Whoever has seen The Ten Commandments would be hard pressed to forget the scene where Charlton Heston’s Moses spurns the seductions of Pharaoh’s court and famously retorts back: “Man shall be ruled by law – not by the will of other men.” Whose mind doesn’t proudly nod in support of this brave stand against injustice? Whose heart doesn’t swell when Moses frees the Hebrews and unleashes the wrath of God upon the tyranny of Egypt? More importantly, however, who, upon hearing the story of Exodus, thinks to himself, “Well, Moses must have been a Republican”? The correct answer to this last question is, of course, no one. Yet that is not the answer that modern political discourse would suggest.

Liberal democracies uphold the rule of law as a basic principle of free government because it prohibits the state from exercising power in conflict with the free deliberation of its citizens. There is, of course, honest disagreement about exactly what constitutes respect for the law, especially from the judiciary. Some contend that the rule of law and the Constitution demand faithful and objective adherence by judges to the text of laws. Others claim that law will always be ambiguous and that judges show respect for the law by interpreting it in light of its history, purposes, and policy consequences. But whichever side of the issue one falls on, the question itself will never be meaningfully addressed as long as it arises in the mindless squables of Red vs. Blue politics.

American political labels are tricky enough to begin with – after all, those who adhere with firm consistency to the principles of limited government may be unsure whether to call themselves liberals, conservatives, or neither. However, even taking Republican “conservatism” and Democratic “liberalism” for what they are, we need to acknowledge that the current debate over the judiciary became part of this conflict by sheer dumb luck. It just so happens that, in the outcomes of several high profile cases in the past fifty years, the philosophy of judicial objectivity coincided with the desired “conservative” outcomes. Roe v. Wade, Griswold v. Connecticut, and District of Columbia v. Heller spring to mind as examples (cases respectively dealing with abortion, privacy, and gun ownership). These cases have probably generated conservative support for judicial objectivity, and the judges who issued the “conservative-friendly” rulings were often conservatives themselves. But this does not justify the belief that there is any necessary connection between textualism and the American right, except on purely political grounds.

Both Democrats and Republicans are responsible for propagating misconceptions about this question. How often have we heard those on the left decry “conservative judges” for opposing “social progress” or for wanting to “impose conservative ideology” on the populace? Is it really so hard to imagine someone who believes that the law should say one thing but actually says another? By non-political standards, it should not be strange to find individuals who support abortion rights just as firmly as they disagree with the constitutional reasoning in Roe v. Wade. In politics, however, such a position is almost unthinkable. It may be the case that many textualist judges lean conservative, and there are likely many who fail to practice the consistency they preach.

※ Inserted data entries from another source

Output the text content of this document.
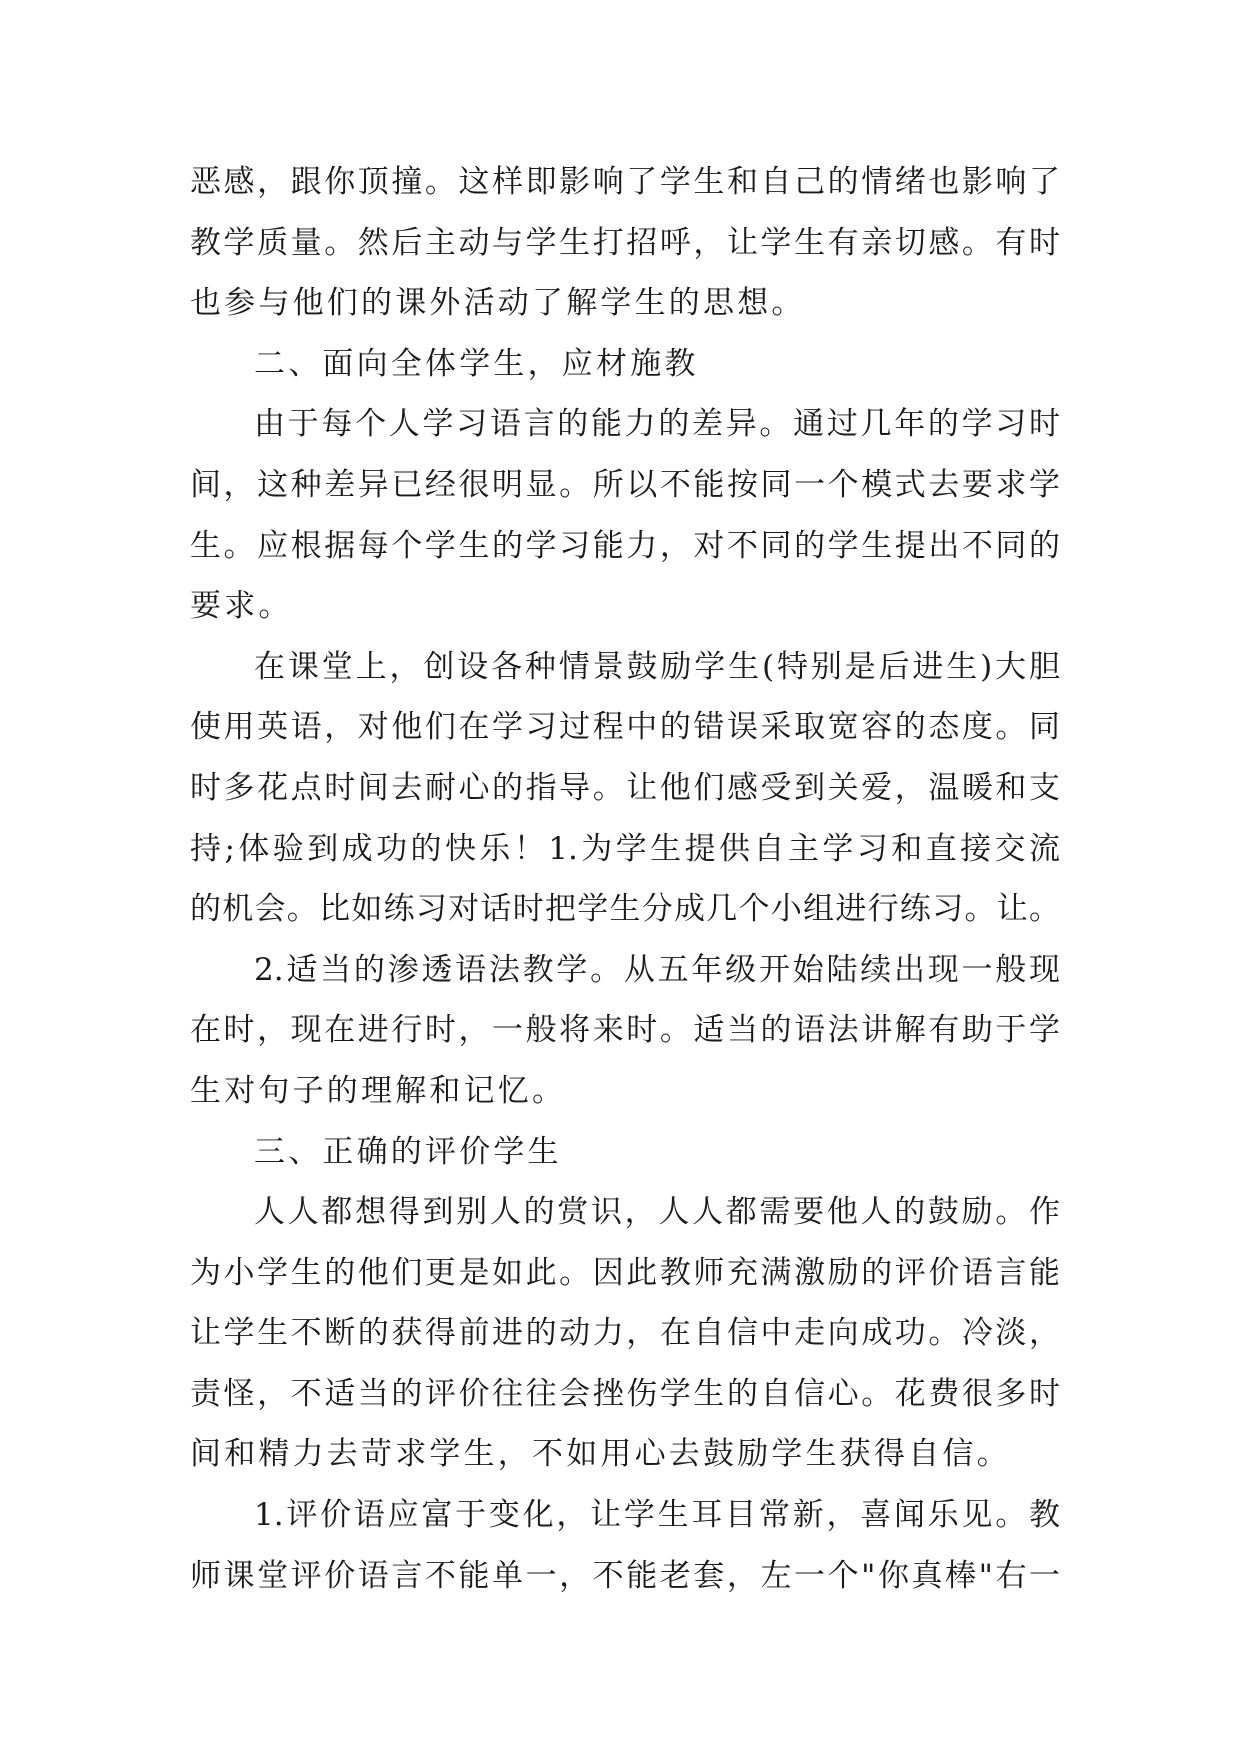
恶感，跟你顶撞。这样即影响了学生和自己的情绪也影响了
教学质量。然后主动与学生打招呼，让学生有亲切感。有时
也参与他们的课外活动了解学生的思想。
二、面向全体学生，应材施教
由于每个人学习语言的能力的差异。通过几年的学习时
间，这种差异已经很明显。所以不能按同一个模式去要求学
生。应根据每个学生的学习能力，对不同的学生提出不同的
要求。
在课堂上，创设各种情景鼓励学生(特别是后进生)大胆
使用英语，对他们在学习过程中的错误采取宽容的态度。同
时多花点时间去耐心的指导。让他们感受到关爱，温暖和支
持;体验到成功的快乐！1.为学生提供自主学习和直接交流
的机会。比如练习对话时把学生分成几个小组进行练习。让。
2.适当的渗透语法教学。从五年级开始陆续出现一般现
在时，现在进行时，一般将来时。适当的语法讲解有助于学
生对句子的理解和记忆。
三、正确的评价学生
人人都想得到别人的赏识，人人都需要他人的鼓励。作
为小学生的他们更是如此。因此教师充满激励的评价语言能
让学生不断的获得前进的动力，在自信中走向成功。冷淡，
责怪，不适当的评价往往会挫伤学生的自信心。花费很多时
间和精力去苛求学生，不如用心去鼓励学生获得自信。
1.评价语应富于变化，让学生耳目常新，喜闻乐见。教
师课堂评价语言不能单一，不能老套，左一个"你真棒"右一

But this is no indictment of the judicial philosophy itself and certainly not an indication that the philosophy is “conservative” by nature. Remember that Justice Oliver Wendell Holmes, an early textualist, was a fierce critic of Lochner v. New York, which produced what was considered a conservative result. It is just as possible for liberals to uphold conservative laws as it is for conservatives to uphold liberal laws (and liberals and conservatives are equally capable of abusing the law for their own purposes).

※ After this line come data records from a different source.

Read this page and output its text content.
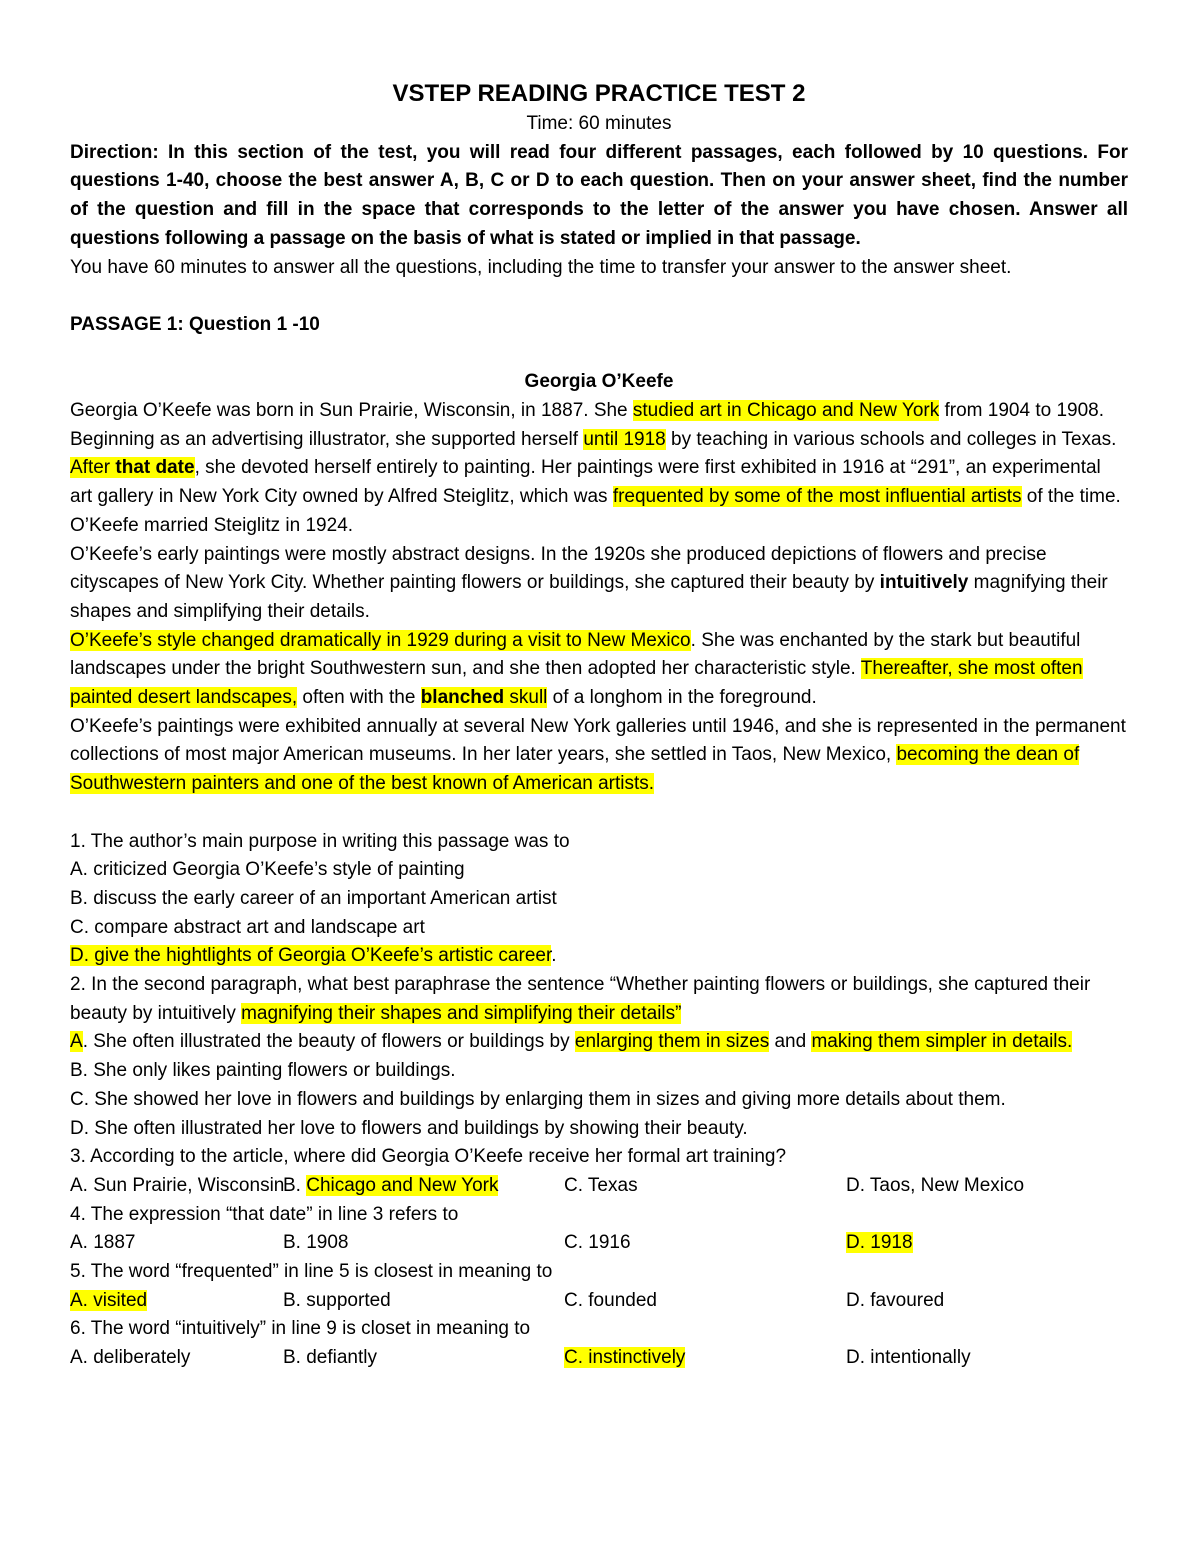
VSTEP READING PRACTICE TEST 2
Time: 60 minutes

Direction: In this section of the test, you will read four different passages, each followed by 10 questions. For questions 1-40, choose the best answer A, B, C or D to each question. Then on your answer sheet, find the number of the question and fill in the space that corresponds to the letter of the answer you have chosen. Answer all questions following a passage on the basis of what is stated or implied in that passage.

You have 60 minutes to answer all the questions, including the time to transfer your answer to the answer sheet.

PASSAGE 1: Question 1 -10

Georgia O’Keefe

Georgia O’Keefe was born in Sun Prairie, Wisconsin, in 1887. She studied art in Chicago and New York from 1904 to 1908. Beginning as an advertising illustrator, she supported herself until 1918 by teaching in various schools and colleges in Texas. After that date, she devoted herself entirely to painting. Her paintings were first exhibited in 1916 at “291”, an experimental art gallery in New York City owned by Alfred Steiglitz, which was frequented by some of the most influential artists of the time. O’Keefe married Steiglitz in 1924.

O’Keefe’s early paintings were mostly abstract designs. In the 1920s she produced depictions of flowers and precise cityscapes of New York City. Whether painting flowers or buildings, she captured their beauty by intuitively magnifying their shapes and simplifying their details.

O’Keefe’s style changed dramatically in 1929 during a visit to New Mexico. She was enchanted by the stark but beautiful landscapes under the bright Southwestern sun, and she then adopted her characteristic style. Thereafter, she most often painted desert landscapes, often with the blanched skull of a longhom in the foreground.

O’Keefe’s paintings were exhibited annually at several New York galleries until 1946, and she is represented in the permanent collections of most major American museums. In her later years, she settled in Taos, New Mexico, becoming the dean of Southwestern painters and one of the best known of American artists.

1. The author’s main purpose in writing this passage was to

A. criticized Georgia O’Keefe’s style of painting

B. discuss the early career of an important American artist

C. compare abstract art and landscape art

D. give the hightlights of Georgia O’Keefe’s artistic career.

2. In the second paragraph, what best paraphrase the sentence “Whether painting flowers or buildings, she captured their beauty by intuitively magnifying their shapes and simplifying their details”

A. She often illustrated the beauty of flowers or buildings by enlarging them in sizes and making them simpler in details.

B. She only likes painting flowers or buildings.

C. She showed her love in flowers and buildings by enlarging them in sizes and giving more details about them.

D. She often illustrated her love to flowers and buildings by showing their beauty.

3. According to the article, where did Georgia O’Keefe receive her formal art training?

A. Sun Prairie, Wisconsin
B. Chicago and New York	C. Texas	D. Taos, New Mexico

4. The expression “that date” in line 3 refers to

A. 1887	B. 1908	C. 1916	D. 1918

5. The word “frequented” in line 5 is closest in meaning to

A. visited	B. supported	C. founded	D. favoured

6. The word “intuitively” in line 9 is closet in meaning to

A. deliberately	B. defiantly	C. instinctively	D. intentionally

On the other side of the divide, many social conservatives have been far too willing to embrace judges as allies in some kind of cultural battleground. A pro-life advocate can respect a judge’s opposition to Roe v. Wade, but not because of the particular outcome reached. I suspect that if states started passing laws legalizing abortion in all circumstances, many (not all) pro-life advocates would suddenly find themselves less supportive of neutral judges who respect the decisions of the legislature. This example is not meant to imply any broad criticism of social conservatism. I simply mean to remind conservatives that the philosophical justification for their view toward the judiciary needs to exist independently of any “favorable” results that such a view may have produced. The argument for or against textualism is not and cannot be a question of political results. The role of the judiciary is a question pertaining to the basic functioning of a democratic republic and how the rule of law is best respected in a free society. Those who choose a judicial philosophy because of expected political outcomes are in for a rude awakening when the political actors and objectives change.

The argument about how judges should interpret the law needs to occur, but it must occur outside of Red vs. Blue political conflict if any meaningful answers are to be reached. Democrats and Republicans who include their views on the judiciary in a list of bullet points like any other political position do a disservice to their own beliefs, whatever they are, and they reinforce false conceptions of the law in the minds of citizens. Politicizing the judiciary, whether by politicians, voters, or law professors, will destroy any attempt to have a real debate on these questions. It will only substitute rhetoric for reason and ensure that, in the end, elections matter more than truth. Moses might have been a textualist, but there is no reason to think he was a Republican as well. We need to stop buying into a system that pretends like one implies the other.